Although the used benchmark contains test positions at degradation stage 2, this benchmark is used because it is the most widespread benchmark for the RUL estimation of bearings. In addition, no publicly available dataset contains only data with low sampling frequencies.

5. Discussion and Future Work

This research work presented a new approach for estimating the RUL of bearings for accelerometers with low sampling rates based on an LSTM and intermediate-domain-based transfer learning. This framework can increase the accuracy for small datasets through transfer learning of knowledge of a different bearing type. These datasets do not even have to be RUL datasets; it is also possible to use datasets that are for the bearing classification. This significantly increases the usability of the transfer learning approach because other well-documented, publicly available datasets can be used. In addition, the presented approach can be used with today’s triaxial accelerometers, which often have sampling rates in the range of 5000 Hz. Using these accelerometers decreases the costs of material and the wiring complexity. The process was verified with a benchmark based on the IEEE PHM 2012 Data Challenge. This benchmark demonstrates the effectiveness of the presented approach based on the PHM score. It reached an even higher score than the winning approaches of the IEEE PHM 2012 Data Challenge. In addition, the above-mentioned possibility of using a classification dataset of a different bearing for transfer learning was proven with a classification dataset of Case Western Reserve University. Furthermore, the capability of using triaxial sensors was also proven since the intermediate domain for this use case only used frequencies of up to 900 Hz.

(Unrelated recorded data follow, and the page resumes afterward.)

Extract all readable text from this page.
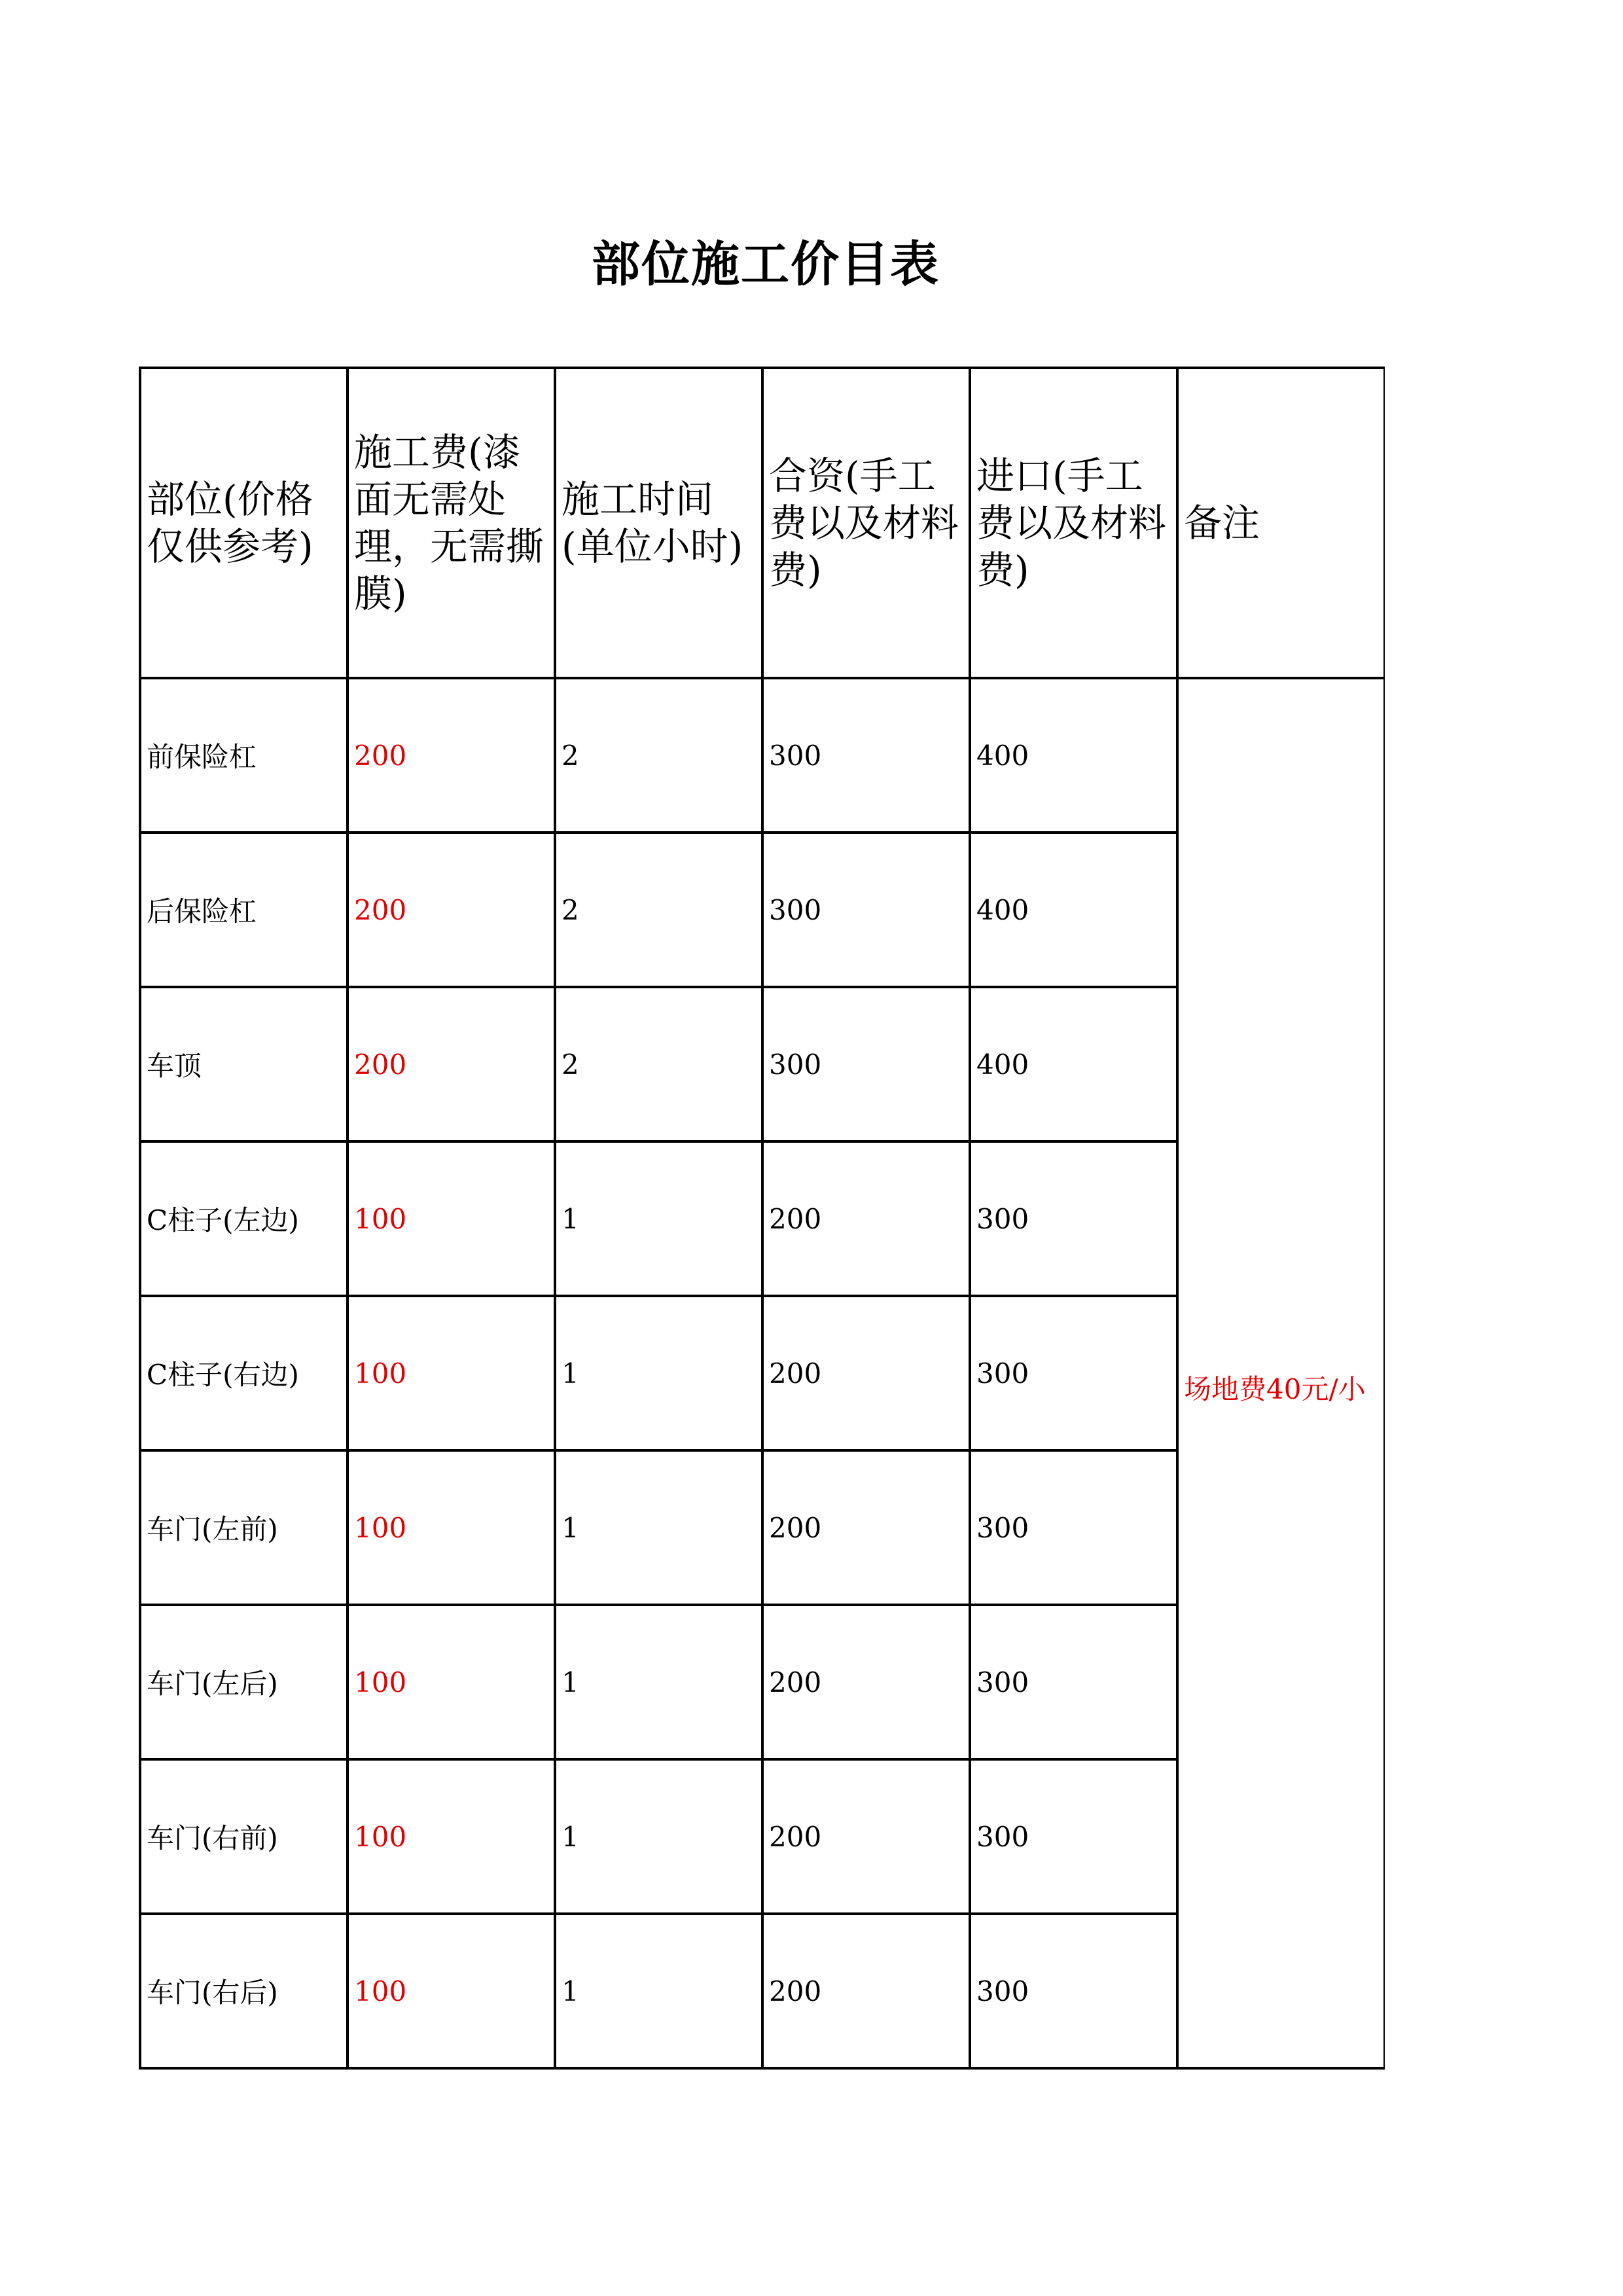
部位施工价目表
部位(价格仅供参考)	施工费(漆面无需处理，无需撕膜)	施工时间(单位小时)	合资(手工费以及材料费)	进口(手工费以及材料费)	备注
前保险杠	200	2	300	400	场地费40元/小

后保险杠	200	2	300	400	
车顶	200	2	300	400	
C柱子(左边)	100	1	200	300	
C柱子(右边)	100	1	200	300	
车门(左前)	100	1	200	300	
车门(左后)	100	1	200	300	
车门(右前)	100	1	200	300	
车门(右后)	100	1	200	300	
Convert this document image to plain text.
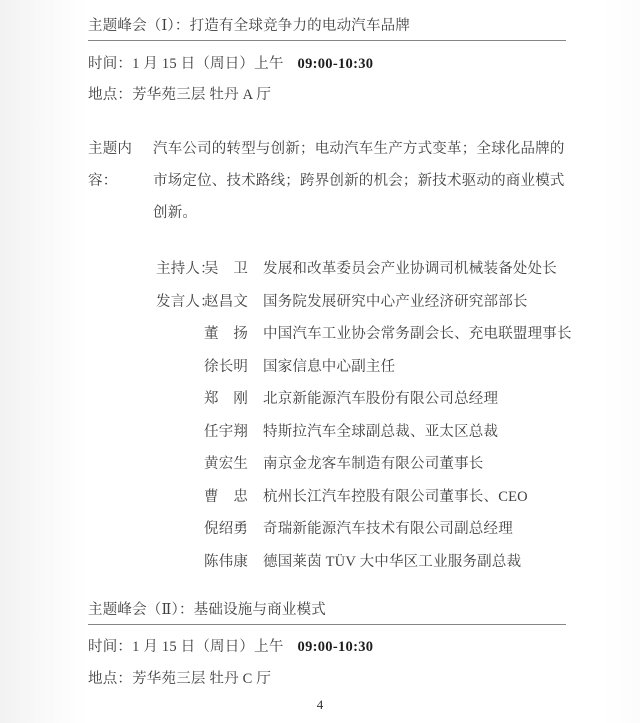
主题峰会（Ⅰ）：打造有全球竞争力的电动汽车品牌
时间：1 月 15 日（周日）上午 09:00-10:30
地点：芳华苑三层 牡丹 A 厅
主题内容：
汽车公司的转型与创新；电动汽车生产方式变革；全球化品牌的市场定位、技术路线；跨界创新的机会；新技术驱动的商业模式创新。
主持人：
吴　卫	发展和改革委员会产业协调司机械装备处处长
发言人：
赵昌文	国务院发展研究中心产业经济研究部部长
董　扬	中国汽车工业协会常务副会长、充电联盟理事长
徐长明	国家信息中心副主任
郑　刚	北京新能源汽车股份有限公司总经理
任宇翔	特斯拉汽车全球副总裁、亚太区总裁
黄宏生	南京金龙客车制造有限公司董事长
曹　忠	杭州长江汽车控股有限公司董事长、CEO
倪绍勇	奇瑞新能源汽车技术有限公司副总经理
陈伟康	德国莱茵 TÜV 大中华区工业服务副总裁
主题峰会（Ⅱ）：基础设施与商业模式
时间：1 月 15 日（周日）上午 09:00-10:30
地点：芳华苑三层 牡丹 C 厅
4
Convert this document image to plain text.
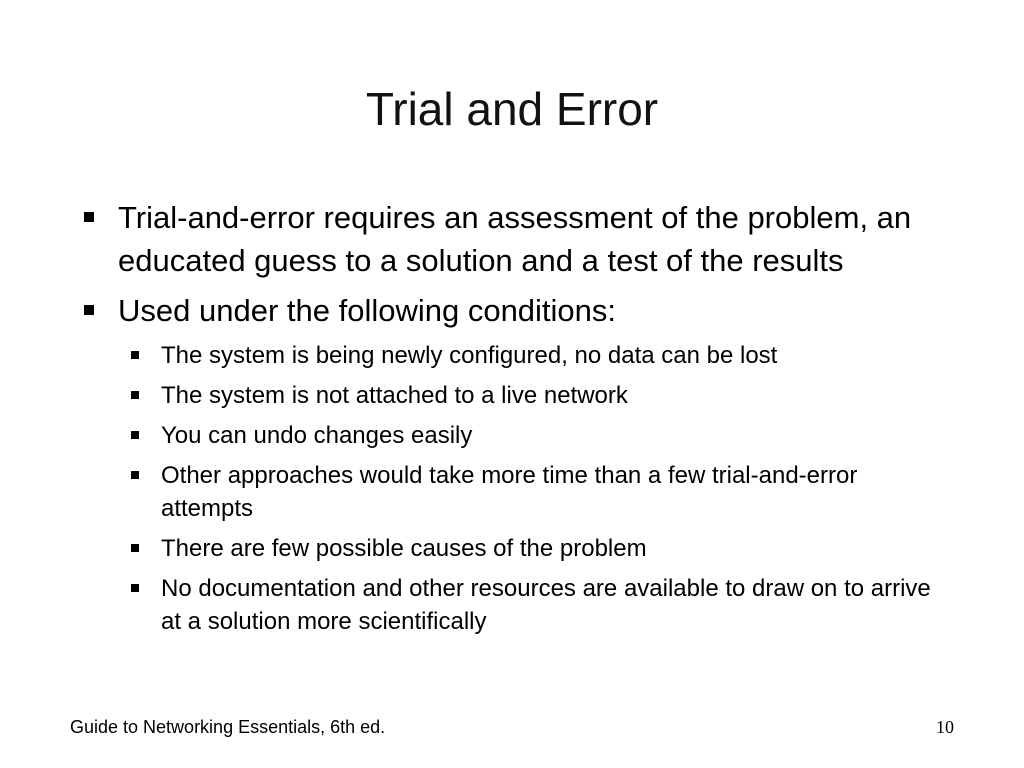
Trial and Error
Trial-and-error requires an assessment of the problem, an educated guess to a solution and a test of the results
Used under the following conditions:
The system is being newly configured, no data can be lost
The system is not attached to a live network
You can undo changes easily
Other approaches would take more time than a few trial-and-error attempts
There are few possible causes of the problem
No documentation and other resources are available to draw on to arrive at a solution more scientifically
Guide to Networking Essentials, 6th ed.	10
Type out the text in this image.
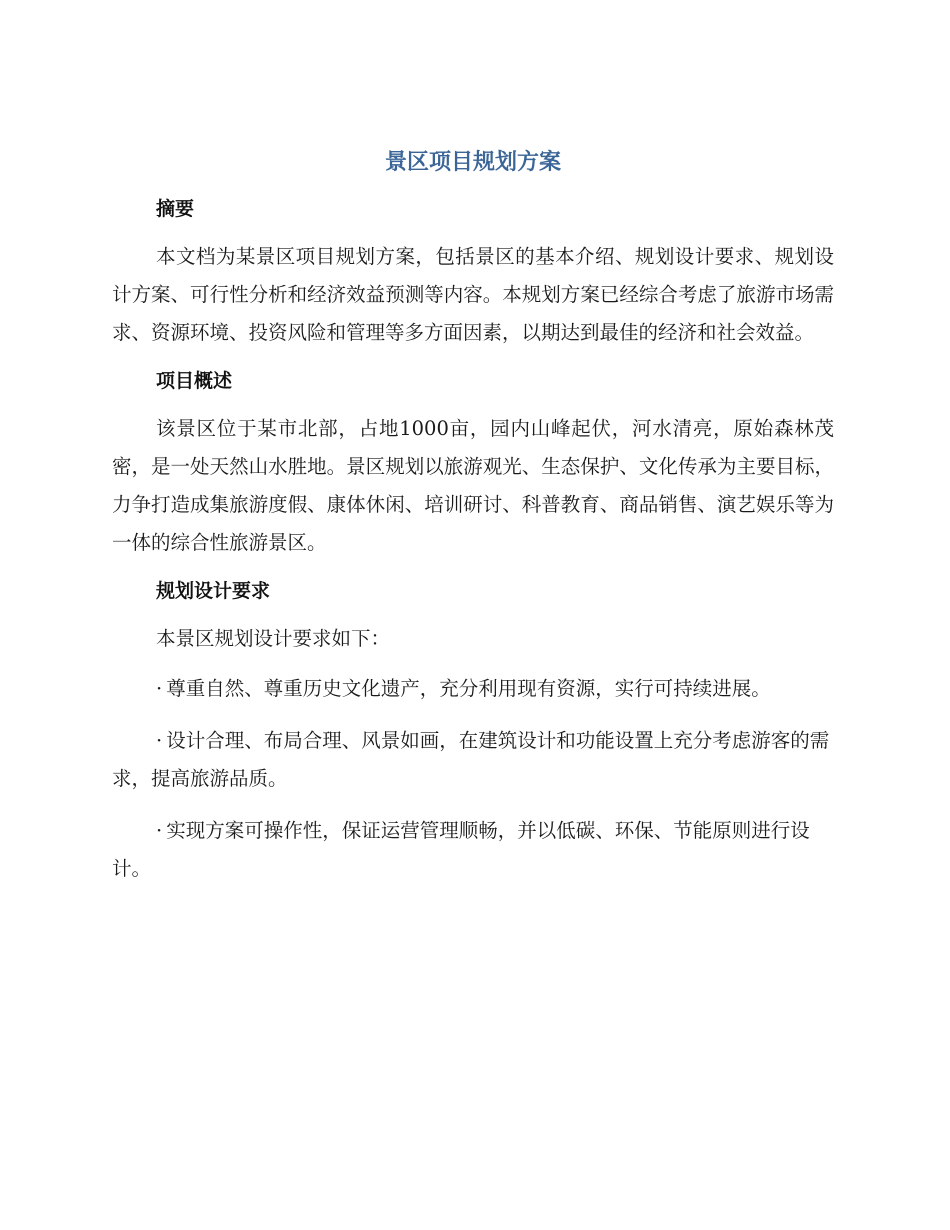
景区项目规划方案
摘要

本文档为某景区项目规划方案，包括景区的基本介绍、规划设计要求、规划设计方案、可行性分析和经济效益预测等内容。本规划方案已经综合考虑了旅游市场需求、资源环境、投资风险和管理等多方面因素，以期达到最佳的经济和社会效益。

项目概述

该景区位于某市北部，占地1000亩，园内山峰起伏，河水清亮，原始森林茂密，是一处天然山水胜地。景区规划以旅游观光、生态保护、文化传承为主要目标，力争打造成集旅游度假、康体休闲、培训研讨、科普教育、商品销售、演艺娱乐等为一体的综合性旅游景区。

规划设计要求

本景区规划设计要求如下：

· 尊重自然、尊重历史文化遗产，充分利用现有资源，实行可持续进展。

· 设计合理、布局合理、风景如画，在建筑设计和功能设置上充分考虑游客的需求，提高旅游品质。

· 实现方案可操作性，保证运营管理顺畅，并以低碳、环保、节能原则进行设计。
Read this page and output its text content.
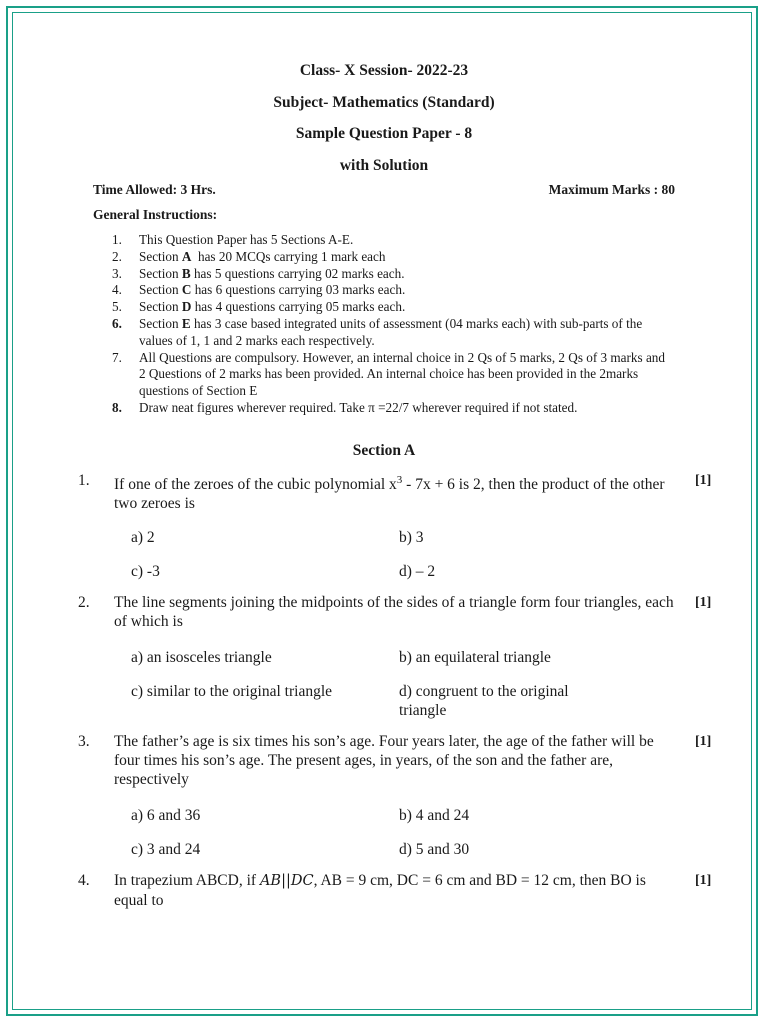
Class- X Session- 2022-23
Subject- Mathematics (Standard)
Sample Question Paper - 8
with Solution
Time Allowed: 3 Hrs.	Maximum Marks : 80
General Instructions:
1.	This Question Paper has 5 Sections A-E.
2.	Section A  has 20 MCQs carrying 1 mark each
3.	Section B has 5 questions carrying 02 marks each.
4.	Section C has 6 questions carrying 03 marks each.
5.	Section D has 4 questions carrying 05 marks each.
6.	Section E has 3 case based integrated units of assessment (04 marks each) with sub-parts of the values of 1, 1 and 2 marks each respectively.
7.	All Questions are compulsory. However, an internal choice in 2 Qs of 5 marks, 2 Qs of 3 marks and 2 Questions of 2 marks has been provided. An internal choice has been provided in the 2marks questions of Section E
8.	Draw neat figures wherever required. Take π =22/7 wherever required if not stated.
Section A
1. If one of the zeroes of the cubic polynomial $x^3 - 7x + 6$ is 2, then the product of the other two zeroes is
[1]
a) 2	b) 3
c) -3	d) – 2
2. The line segments joining the midpoints of the sides of a triangle form four triangles, each of which is
[1]
a) an isosceles triangle	b) an equilateral triangle
c) similar to the original triangle	d) congruent to the original triangle
3. The father’s age is six times his son’s age. Four years later, the age of the father will be four times his son’s age. The present ages, in years, of the son and the father are, respectively
[1]
a) 6 and 36	b) 4 and 24
c) 3 and 24	d) 5 and 30
4. In trapezium ABCD, if AB||DC, AB = 9 cm, DC = 6 cm and BD = 12 cm, then BO is equal to
[1]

At the same time, the constraint of this approach became apparent through the two test positions in degradation stage 2. This constraint is that the intermediate domain is unsuitable for cases where the degradation based on the characteristic fault frequencies has not started yet. This is the case when the bearing is in the second degradation stage, where only excited natural frequencies of the bearing components appear. For an industrial use case, this constraint is not of significant consequence because, at the time point of the beginning of such a degradation, there is still enough time for planning a maintenance service. Starting with the third degradation stage, which is based on the fault frequencies, this approach delivers accurate RUL times, which is important for the industrial use case. The few other approaches that reach higher PHM scores consider the frequency ranges of the exciting natural frequencies or even focus on them. Accordingly, they achieve better results than the presented approach. However, they do not fulfill the requirement that they can be used for industrial triaxial sensors.

There are three suggested directions for future research: first, validate this approach with other bearing datasets; second, adopt this approach to other components with characteristic fault frequencies, such as gears; third, improve the RUL estimation for measurements in the lower frequency ranges.